The Infrastructure: From 40% Online to 79% Disbursements
The shift toward Bharat lending is not a one‑off. Multiple data points confirm the structural change.
79% of fintech‑led loan disbursements now come from Tier‑2 and Tier‑3 cities.
58% of digital loan users are first‑time borrowers — people who have never taken a formal loan before.
Digital lending platforms now cover more than 4,000 pin codes, reaching deep into Tier‑2 and Tier‑3 cities where traditional banks have no presence.
Average turnaround time from application to disbursement has reduced by nearly 90%, enabling real‑time credit decisions.
The combination of UPI infrastructure, alternative data underwriting and smartphone penetration has created a flywheel effect: more usage generates more data, which generates better underwriting, which enables more lending, which drives more usage.
The Global Indian Takeaway
For the diaspora, the Bharat lending boom offers three opportunities.

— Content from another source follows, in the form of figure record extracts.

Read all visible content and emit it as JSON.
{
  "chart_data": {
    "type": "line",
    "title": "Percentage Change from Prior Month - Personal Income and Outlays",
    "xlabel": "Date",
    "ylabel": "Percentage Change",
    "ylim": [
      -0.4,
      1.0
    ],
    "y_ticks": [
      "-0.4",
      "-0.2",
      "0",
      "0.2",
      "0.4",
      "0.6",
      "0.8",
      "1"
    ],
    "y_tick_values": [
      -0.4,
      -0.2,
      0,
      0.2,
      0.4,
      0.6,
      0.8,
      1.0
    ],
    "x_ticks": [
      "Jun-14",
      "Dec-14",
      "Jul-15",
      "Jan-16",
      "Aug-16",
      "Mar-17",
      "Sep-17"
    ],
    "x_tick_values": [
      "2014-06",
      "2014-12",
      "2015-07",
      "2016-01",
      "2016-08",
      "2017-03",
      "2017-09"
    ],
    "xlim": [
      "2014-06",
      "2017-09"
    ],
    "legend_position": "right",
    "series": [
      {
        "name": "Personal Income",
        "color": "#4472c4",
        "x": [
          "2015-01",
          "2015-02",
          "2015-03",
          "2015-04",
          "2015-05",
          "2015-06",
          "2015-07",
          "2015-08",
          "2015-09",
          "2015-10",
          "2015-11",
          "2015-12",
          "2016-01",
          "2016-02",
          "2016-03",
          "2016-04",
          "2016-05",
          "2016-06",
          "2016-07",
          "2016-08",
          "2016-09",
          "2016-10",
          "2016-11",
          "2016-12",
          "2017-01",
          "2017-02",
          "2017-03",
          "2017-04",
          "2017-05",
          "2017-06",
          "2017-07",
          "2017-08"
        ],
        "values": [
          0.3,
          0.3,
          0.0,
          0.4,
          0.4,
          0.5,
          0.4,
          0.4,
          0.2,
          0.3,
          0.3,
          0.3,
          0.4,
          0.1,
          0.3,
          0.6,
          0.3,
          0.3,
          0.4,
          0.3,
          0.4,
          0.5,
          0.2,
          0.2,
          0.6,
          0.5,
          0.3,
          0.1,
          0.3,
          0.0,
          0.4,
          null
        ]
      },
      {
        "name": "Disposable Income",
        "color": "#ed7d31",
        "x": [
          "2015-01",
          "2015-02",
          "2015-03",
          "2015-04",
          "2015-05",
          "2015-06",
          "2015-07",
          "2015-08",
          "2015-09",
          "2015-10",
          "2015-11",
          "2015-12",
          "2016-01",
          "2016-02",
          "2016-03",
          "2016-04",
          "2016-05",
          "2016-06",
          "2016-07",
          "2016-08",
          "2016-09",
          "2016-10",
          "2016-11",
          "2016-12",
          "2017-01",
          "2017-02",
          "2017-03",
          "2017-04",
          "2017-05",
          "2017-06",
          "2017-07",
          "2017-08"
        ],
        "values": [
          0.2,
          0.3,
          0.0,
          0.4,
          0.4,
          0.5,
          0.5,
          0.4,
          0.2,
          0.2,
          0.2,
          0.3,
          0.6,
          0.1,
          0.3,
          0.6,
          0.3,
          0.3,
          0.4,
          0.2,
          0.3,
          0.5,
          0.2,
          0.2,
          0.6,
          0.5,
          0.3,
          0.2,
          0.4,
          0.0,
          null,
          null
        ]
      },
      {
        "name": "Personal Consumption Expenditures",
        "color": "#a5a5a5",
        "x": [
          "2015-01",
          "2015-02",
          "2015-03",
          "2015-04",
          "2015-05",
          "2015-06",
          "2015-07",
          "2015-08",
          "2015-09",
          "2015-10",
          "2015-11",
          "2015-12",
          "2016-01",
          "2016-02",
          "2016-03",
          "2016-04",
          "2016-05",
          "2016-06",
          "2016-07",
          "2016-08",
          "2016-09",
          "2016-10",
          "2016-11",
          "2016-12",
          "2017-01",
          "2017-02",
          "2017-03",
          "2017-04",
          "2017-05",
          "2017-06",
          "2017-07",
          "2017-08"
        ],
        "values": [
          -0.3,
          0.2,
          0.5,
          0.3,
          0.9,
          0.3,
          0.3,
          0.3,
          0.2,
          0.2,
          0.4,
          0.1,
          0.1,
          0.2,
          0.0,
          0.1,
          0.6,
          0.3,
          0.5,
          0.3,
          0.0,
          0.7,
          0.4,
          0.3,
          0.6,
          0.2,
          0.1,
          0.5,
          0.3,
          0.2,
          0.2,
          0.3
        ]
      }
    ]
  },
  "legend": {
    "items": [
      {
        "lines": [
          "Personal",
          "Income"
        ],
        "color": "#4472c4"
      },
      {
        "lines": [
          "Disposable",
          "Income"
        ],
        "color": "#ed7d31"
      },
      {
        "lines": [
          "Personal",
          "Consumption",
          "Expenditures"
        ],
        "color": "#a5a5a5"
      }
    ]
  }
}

First, invest in lending tech. Mysa's pre‑Series A, Yubi's platform scale and the upcoming rounds of other fintech lenders are accessible to accredited investors via syndicates. The segment is still early, and valuations are reasonable.
Second, partner as a lender or risk capital provider. Indian fintech lenders need wholesale funding partners and credit enhancement vehicles. Diaspora‑managed funds can provide this capital — earning fixed income returns while supporting financial inclusion.
Third, advise on underwriting models. Alternative data underwriting is still maturing. Diaspora professionals with experience at US fintech lenders (Kabbage, Affirm, Upstart) or credit bureaus can provide valuable advisory services — earning equity or consulting fees.
The Final Word
The ₹12,500 loan to a mobile repair shop owner in a Tier‑3 city is not philanthropy. It is the foundation of a new credit economy.
With 88% of credit demand now outside metros, with 58% of digital borrowers first‑time users, and with Credit on UPI reaching layers of society that cards never could, the message is clear: Bharat is not just adopting digital payments. Bharat is borrowing.
The fintech startups that succeed will be those that understand that credit in Bharat is not about platinum cards and airport lounges. It is about a shopkeeper buying inventory before Diwali, a gig worker covering a medical emergency, a farmer paying for seeds before the monsoon.
That is not a niche. That is the future of Indian finance.